Guang Mingyun bajó la voz al describir la relación de los dos chicos. Se habían conocido durante el primer verano de Watson como embajador en China. Guang Mingyun había celebrado una fiesta en su casa a la que había asistido toda la familia Watson. Poco después, los dos chicos eran amigos y pronto Billy se convirtió en visitante asiduo en la casa de Pekín de los Guang y en su villa de recreo en la playa de Beidaihe.

La conversación se interrumpió cuando entró la secretaria de Guang Mingyun para servir el té en tazas de cerámica de Cantón, exquisitamente decoradas a mano con escenas femeninas entre pagodas, y disponer los cuencos de semillas de melón, cacahuetes y ciruelas saladas. Guang Mingyun reanudó su relato en cuanto salió la secretaria. Dos años atrás, tras graduarse en la Escuela Secundaria 4 (donde se educaban los hijos de las familias principales de Pekín), Henglai había solicitado el ingreso en la Universidad del Sur de California y había sido aceptado. Guand Mingyun había permitido a su hijo que se fuera a estudiar a Los Angeles únicamente porque Billy Watson también estudiaría allí. Un año después, cuando Henglai decidió que no quería seguir estudiando y que quería volver a Pekín, su padre se alegró sobremanera. Nuestro hijo era lo más importante para mi mujer y para mí. Nunca nos gustó que estuviera lejos de casa.

– Cuando volvió, ¿qué hizo? ¿Trabajó con usted?

– A mi hijo no le interesan los negocios, pero es joven -respondió Guang Mingyun, pasándose al presente sin darse cuenta-. Tiene su propio apartamento. Tiene sus amigos. Aún es un muchacho. Todo es diferente hoy en día, no es como en la época en la que crecimos usted y yo, inspectora. Estos chicos no saben lo que es luchar. No entienden lo que es trabajar duro. Así que, me digo a mí mismo, si quiere divertirse con sus amigos, sobre todo con Billy, ¿qué mal le puede hacer? En la actualidad, debería alentarse la relación entre los dos países. Todos nos beneficiaremos de amistades como ésas, y mientras tanto, mi hijo crecerá.

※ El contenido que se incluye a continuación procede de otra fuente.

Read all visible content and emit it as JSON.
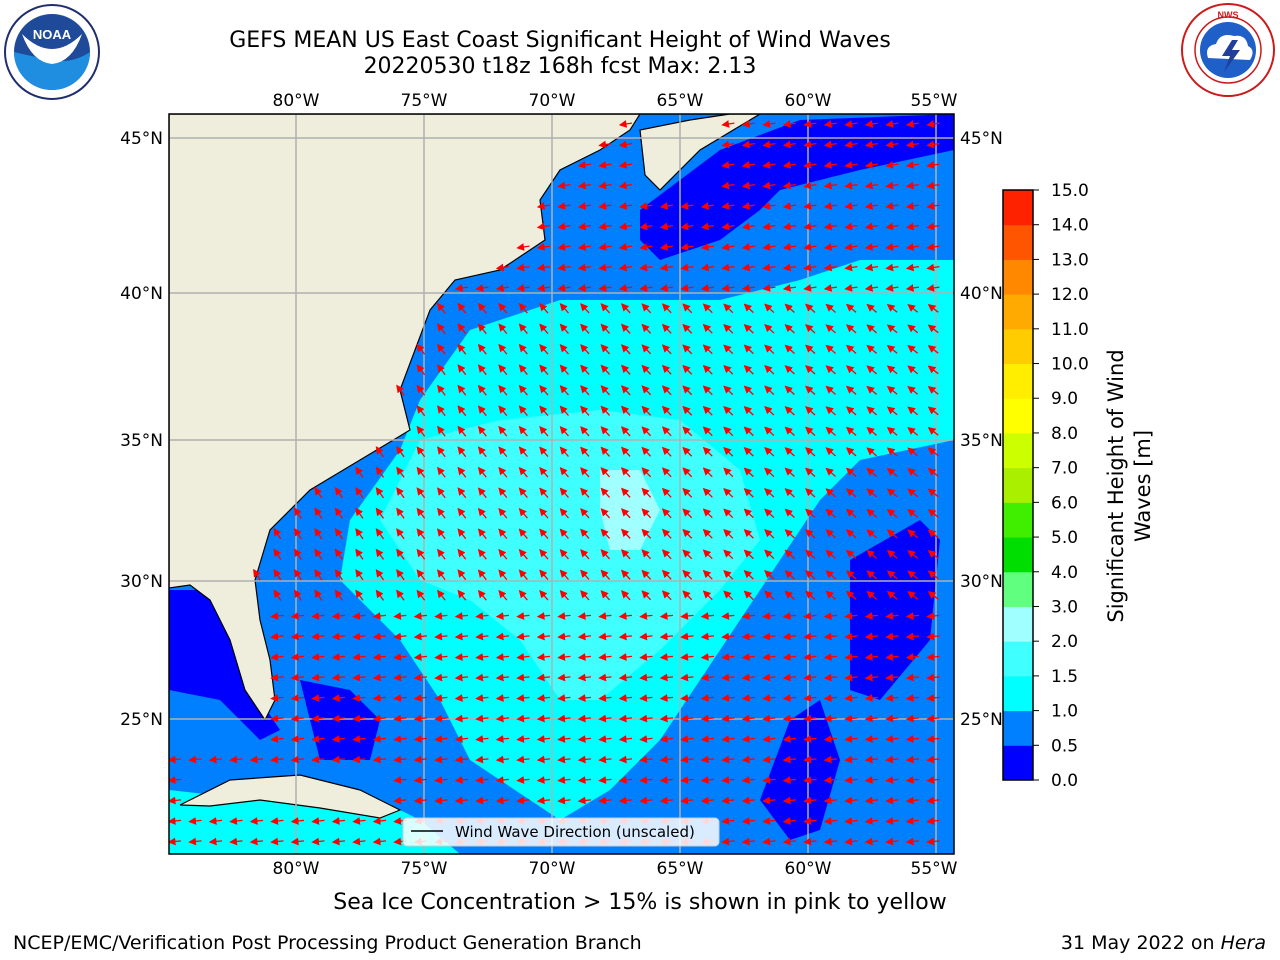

– ¿Existe posibilidad de que su hijo intentara huir a América? -preguntó Hulan-. ¿Quería emigrar?

– No, aquí tenía todo lo que podía desear.

– Algunos jóvenes quieren irse de China.

– Inspectora Liu, si lo que intenta es que diga algo en contra de nuestro país, no lo conseguirá. Mi hijo tenía todas las oportunidades del mundo en China. Además, podía ir y venir de América siempre que quisiera.

– ¿Quiere decir que seguía visitando Estados Unidos?

– Desde luego. -Guang Mingyun se levantó, se dirigió a su mesa y la abrió-. Aquí tengo el pasaporte de mi hijo. Como puede usted ver, no tenía problema alguno para obtener los visados. Eso era porque siempre volvía a casa.

Hulan cogió el pasaporte, pero no lo abrió.

– ¿Puedo quedármelo?

– Por supuesto.

– Hábleme de sus amigos -pidió Hulan después de meterse el pasaporte en el bolso.

– ¿Qué voy a contarle? Usted ya sabe quiénes son. Y ya sabe dónde encontrarlos.

– Señor Guang, gracias por su ayuda. -Hulan se levantó para marcharse.

– Perdóneme -dijo David-, pero yo tengo algunas preguntas. ¿Qué negocios tiene usted en Estados Unidos?